Special Session on:
Hybrid Multiscale Models in Subsurface Flow and Transport

Conveners:

Tim Scheibe, Pacific Northwest National Laboratory
Qinjun Kang, Los Alamos National Laboratory
Matthew T. Balhoff, University of Texas

Featured Speakers:

Ilenia Battiato, Clemson University, "Hybrid Models of Reactive Transport in Porous Media"

Tim Scheib, Pacific Northwest National Laboratory, "MAP: An Analysis Platform for Multiscale Hydrogeologic Modeling with Emphasis on Hybrid Multiscale Methods"

Description:

As practical problems involving flow and transport in porous media have become more complex (e.g., involving multiphase flow, multicomponent heterogeneous reactions, microbiological processes), more attention is being given to situations in which the assumptions underlying classical continuum models of porous media flow and reactive transport are not met. In cases where strong coupling exists between pore- and continuum-scale process models, it may not be possible to fully decouple continuum-scale models from an explicit description of pore-scale processes. At the same time, it is highly impractical to perform the large-scale simulations needed for applications with complete pore-scale resolution. These situations motivate the development and application of hybrid multiscale methods, in which fundamentally different model descriptions posed at pore- and continuum-scales are simultaneously employed within a single simulation framework.

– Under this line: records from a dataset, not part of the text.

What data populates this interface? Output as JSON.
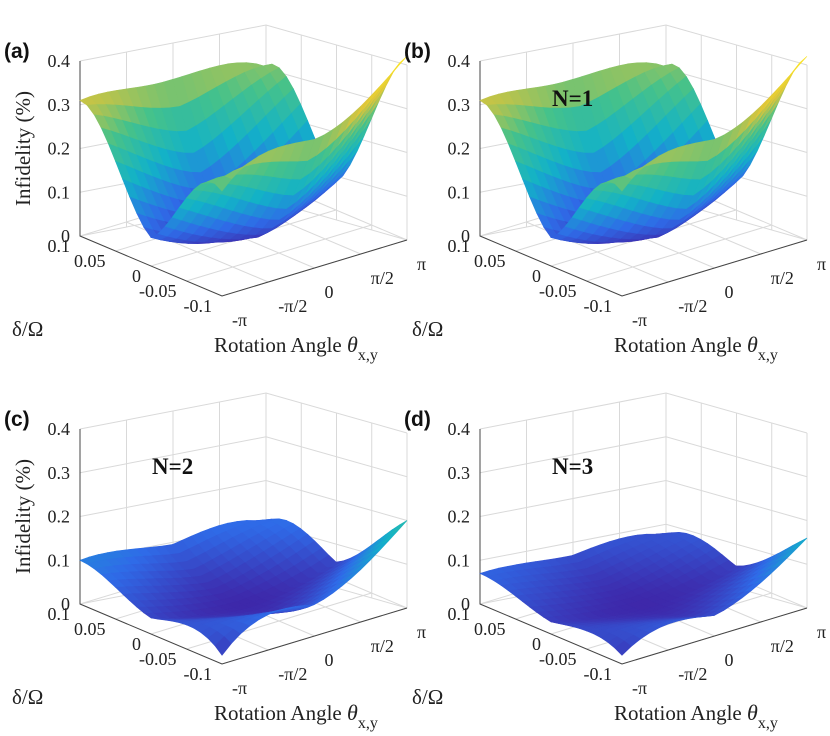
{
  "chart_data": [
    {
      "type": "surface",
      "panel_label": "(a)",
      "annotation": "",
      "zlabel": "Infidelity (%)",
      "xlabel": "Rotation Angle",
      "xlabel_symbol": "θ",
      "xlabel_subscript": "x,y",
      "ylabel": "δ/Ω",
      "xticks": [
        "-π",
        "-π/2",
        "0",
        "π/2",
        "π"
      ],
      "yticks": [
        "-0.1",
        "-0.05",
        "0",
        "0.05",
        "0.1"
      ],
      "zticks": [
        "0",
        "0.1",
        "0.2",
        "0.3",
        "0.4"
      ],
      "x_range": [
        -3.1416,
        3.1416
      ],
      "y_range": [
        -0.1,
        0.1
      ],
      "zlim": [
        0,
        0.4
      ],
      "surface_model": {
        "theta_coef": 0.0062,
        "delta_coef": 29.0,
        "floor": 0.004,
        "cross_coef": 0.0
      },
      "corner_values": {
        "theta=-pi,delta=0.1": 0.31,
        "theta=pi,delta=0.1": 0.26,
        "theta=pi,delta=-0.1": 0.42,
        "theta=-pi,delta=-0.1": 0.24
      }
    },
    {
      "type": "surface",
      "panel_label": "(b)",
      "annotation": "N=1",
      "zlabel": "",
      "xlabel": "Rotation Angle",
      "xlabel_symbol": "θ",
      "xlabel_subscript": "x,y",
      "ylabel": "δ/Ω",
      "xticks": [
        "-π",
        "-π/2",
        "0",
        "π/2",
        "π"
      ],
      "yticks": [
        "-0.1",
        "-0.05",
        "0",
        "0.05",
        "0.1"
      ],
      "zticks": [
        "0",
        "0.1",
        "0.2",
        "0.3",
        "0.4"
      ],
      "x_range": [
        -3.1416,
        3.1416
      ],
      "y_range": [
        -0.1,
        0.1
      ],
      "zlim": [
        0,
        0.4
      ],
      "surface_model": {
        "theta_coef": 0.0062,
        "delta_coef": 29.0,
        "floor": 0.004,
        "cross_coef": 0.0
      },
      "corner_values": {
        "theta=-pi,delta=0.1": 0.31,
        "theta=pi,delta=0.1": 0.26,
        "theta=pi,delta=-0.1": 0.42,
        "theta=-pi,delta=-0.1": 0.24
      }
    },
    {
      "type": "surface",
      "panel_label": "(c)",
      "annotation": "N=2",
      "zlabel": "Infidelity (%)",
      "xlabel": "Rotation Angle",
      "xlabel_symbol": "θ",
      "xlabel_subscript": "x,y",
      "ylabel": "δ/Ω",
      "xticks": [
        "-π",
        "-π/2",
        "0",
        "π/2",
        "π"
      ],
      "yticks": [
        "-0.1",
        "-0.05",
        "0",
        "0.05",
        "0.1"
      ],
      "zticks": [
        "0",
        "0.1",
        "0.2",
        "0.3",
        "0.4"
      ],
      "x_range": [
        -3.1416,
        3.1416
      ],
      "y_range": [
        -0.1,
        0.1
      ],
      "zlim": [
        0,
        0.4
      ],
      "surface_model": {
        "theta_coef": 0.0035,
        "delta_coef": 7.0,
        "floor": 0.002,
        "cross_coef": 0.08
      },
      "corner_values": {
        "theta=-pi,delta=0.1": 0.1,
        "theta=pi,delta=0.1": 0.06,
        "theta=pi,delta=-0.1": 0.2,
        "theta=-pi,delta=-0.1": 0.02
      }
    },
    {
      "type": "surface",
      "panel_label": "(d)",
      "annotation": "N=3",
      "zlabel": "",
      "xlabel": "Rotation Angle",
      "xlabel_symbol": "θ",
      "xlabel_subscript": "x,y",
      "ylabel": "δ/Ω",
      "xticks": [
        "-π",
        "-π/2",
        "0",
        "π/2",
        "π"
      ],
      "yticks": [
        "-0.1",
        "-0.05",
        "0",
        "0.05",
        "0.1"
      ],
      "zticks": [
        "0",
        "0.1",
        "0.2",
        "0.3",
        "0.4"
      ],
      "x_range": [
        -3.1416,
        3.1416
      ],
      "y_range": [
        -0.1,
        0.1
      ],
      "zlim": [
        0,
        0.4
      ],
      "surface_model": {
        "theta_coef": 0.0026,
        "delta_coef": 4.5,
        "floor": 0.002,
        "cross_coef": 0.06
      },
      "corner_values": {
        "theta=-pi,delta=0.1": 0.07,
        "theta=pi,delta=0.1": 0.03,
        "theta=pi,delta=-0.1": 0.16,
        "theta=-pi,delta=-0.1": 0.02
      }
    }
  ],
  "colors": {
    "low": "#3e26a8",
    "mid1": "#2f6be8",
    "mid2": "#12b2c8",
    "mid3": "#46c28a",
    "high": "#dcc43a",
    "peak": "#f9e22a"
  }
}
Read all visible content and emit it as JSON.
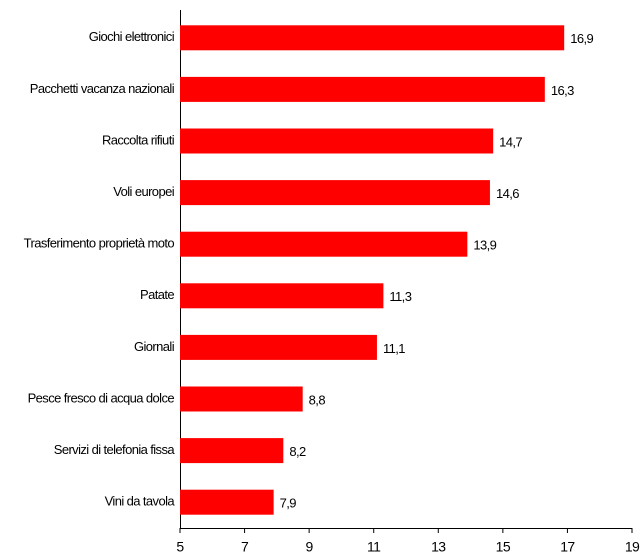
{
  "chart_data": {
    "type": "hbar",
    "categories": [
      "Giochi elettronici",
      "Pacchetti vacanza nazionali",
      "Raccolta rifiuti",
      "Voli europei",
      "Trasferimento proprietà moto",
      "Patate",
      "Giornali",
      "Pesce fresco di acqua dolce",
      "Servizi di telefonia fissa",
      "Vini da tavola"
    ],
    "values": [
      16.9,
      16.3,
      14.7,
      14.6,
      13.9,
      11.3,
      11.1,
      8.8,
      8.2,
      7.9
    ],
    "value_labels": [
      "16,9",
      "16,3",
      "14,7",
      "14,6",
      "13,9",
      "11,3",
      "11,1",
      "8,8",
      "8,2",
      "7,9"
    ],
    "color": "#ff0000",
    "xlim": [
      5,
      19
    ],
    "xticks": [
      5,
      7,
      9,
      11,
      13,
      15,
      17,
      19
    ]
  }
}
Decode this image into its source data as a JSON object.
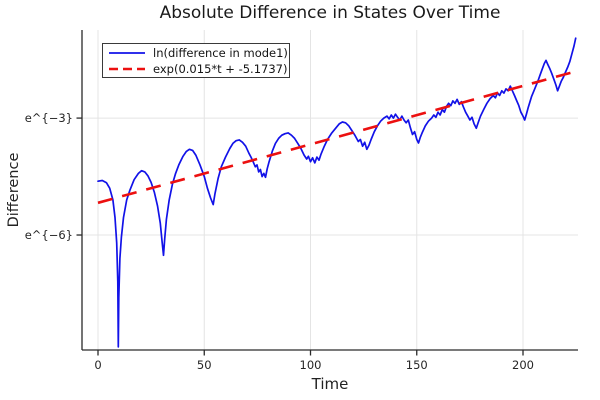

We solicit contributions that describe theoretical developments and numerical methods for hybrid multiscale modeling, as well as applications of multiscale models to specific problems in porous media flow and reactive transport. Problems and applications pertaining to geological carbon sequestration, mixing-controlled biogeochemical reactions, and coupled physical/biogeochemical processes are of particular interest. Although many of these are likely to involve coupling of pore- and continuum-scale models, we also are interested in model approaches that couple across other scales (for example, molecular to pore scales). We also encourage contributions on approaches to multiscale error estimation and uncertainty quantification, including error estimation for adaptive control and propagation of uncertainty across scales, and studies that provide experimental testing and validation of multiscale models. This session is not intended to include research on classical upscaling methods, or on multiresolution solvers applied to single-scale models.